Furthermore, he says the Government in fact began the process of stealth cuts in 2000, despite evidence that spending on promoting tourism reaps economic rewards. “The funds remained the same for quite a few years. And now we expect it to shrink further for the next four years,” he says. According to BHA, if the Government has such a complacent approach, then London will start falling back.

And it is not just VisitLondon that has been affected. VisitBritain, which receives its funding from the Department for Culture, Media and Sports (DCMS), has also seen an 18% shrinkage in funds committed up to 2012. “This funding strategy will result in reduced marketing. It is foolish to cut marketing investment when the industry is actually facing a crisis,” Quest concludes.

Bob Cotton, chairman of Tourism Alliance, a body that encompasses holiday, hotel and travel companies, says the industry is waiting for Johnson to reveal his stance on tourism. He says: “The LDA funding is driven by the Mayor, and the new Mayor has not yet made a single comment on the strategies for tourism.”

Tourism Alliance has been vocal in applauding initiatives such as the O2 Arena and the Tour de France, which it says have been “particularly effective” in drawing visitors to the city.

But Cotton criticises the Government for cutting financial support to an industry that supports over 350,000 jobs. Tourism in London is worth over £16bn to the local economy, he suggests. “Yet there is no direction from the mayor and they have not even appointed a tourism adviser in the past five months to deal with these bodies and their policies,” adds Cotton.

The industry players feel that tourism in the country is particularly under pressure and that now is the time for active marketing strategies.
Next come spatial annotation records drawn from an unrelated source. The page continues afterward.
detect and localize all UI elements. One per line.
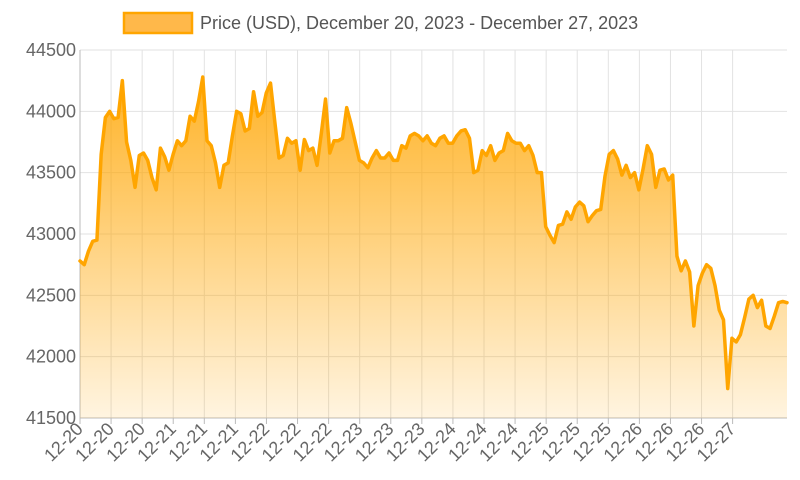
legend-swatch[interactable] [122,11,194,35]
legend-label: Price (USD), December 20, 2023 - Decembe… [200,13,638,33]
y-tick-label: 41500 [26,408,76,428]
x-axis: 12-2012-2012-2012-2112-2112-2112-2212-22… [40,417,787,465]
series-line [78,75,789,391]
y-tick-label: 44500 [26,40,76,60]
y-tick-label: 42000 [26,347,76,367]
legend[interactable]: Price (USD), December 20, 2023 - Decembe… [122,11,638,35]
y-tick-label: 42500 [26,285,76,305]
y-tick-label: 43000 [26,224,76,244]
series-area [80,76,787,419]
y-axis: 41500 42000 42500 43000 43500 44000 44500 [26,40,81,428]
y-tick-label: 44000 [26,101,76,121]
series-price [78,75,789,419]
y-tick-label: 43500 [26,163,76,183]
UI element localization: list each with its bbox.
One insider suggests that much of the promotional work for the city will be led by those involved in staging the London 2012 Olympics, but its remit is too narrow, and too focused on a finite amount of time just before and during the Games.

Tourism Alliance says that already there have been “far fewer people travelling to the city and fewer domestic tours” this year. Cotton says that the level of frustration within the industry is particularly acute because London Unlimited was wrapped up and “there was no communication or reasoning on why £5m to £6m was withdrawn from promotional activities”.

Yet, the LDA claims it is increasing its tourism budget in 2008/09. “This includes increased funds for VisitLondon in recognition of the organisation’s strong performance and important role in the marketing and promotion of the capital,” a spokesman says.

LDA’s funding to VisitLondon has “increased from £15.2m in 2007 to just short of £15.5m” this year, he adds. But, this equates to just a 1.8% increase compared to a far steeper rise in inflation during the same period.

The LDA spokesman also says that the marketing and promotion of London as a visitor destination remains “a key priority for the LDA, in particular to capitalise on the opportunities presented by London 2012”.

The VisitLondon board meets in October to discuss Bidwell’s replacement. Even as its two key personalities stand down, the body refuses to believe their departures will raise serious questions about its success and, indeed, its very existence.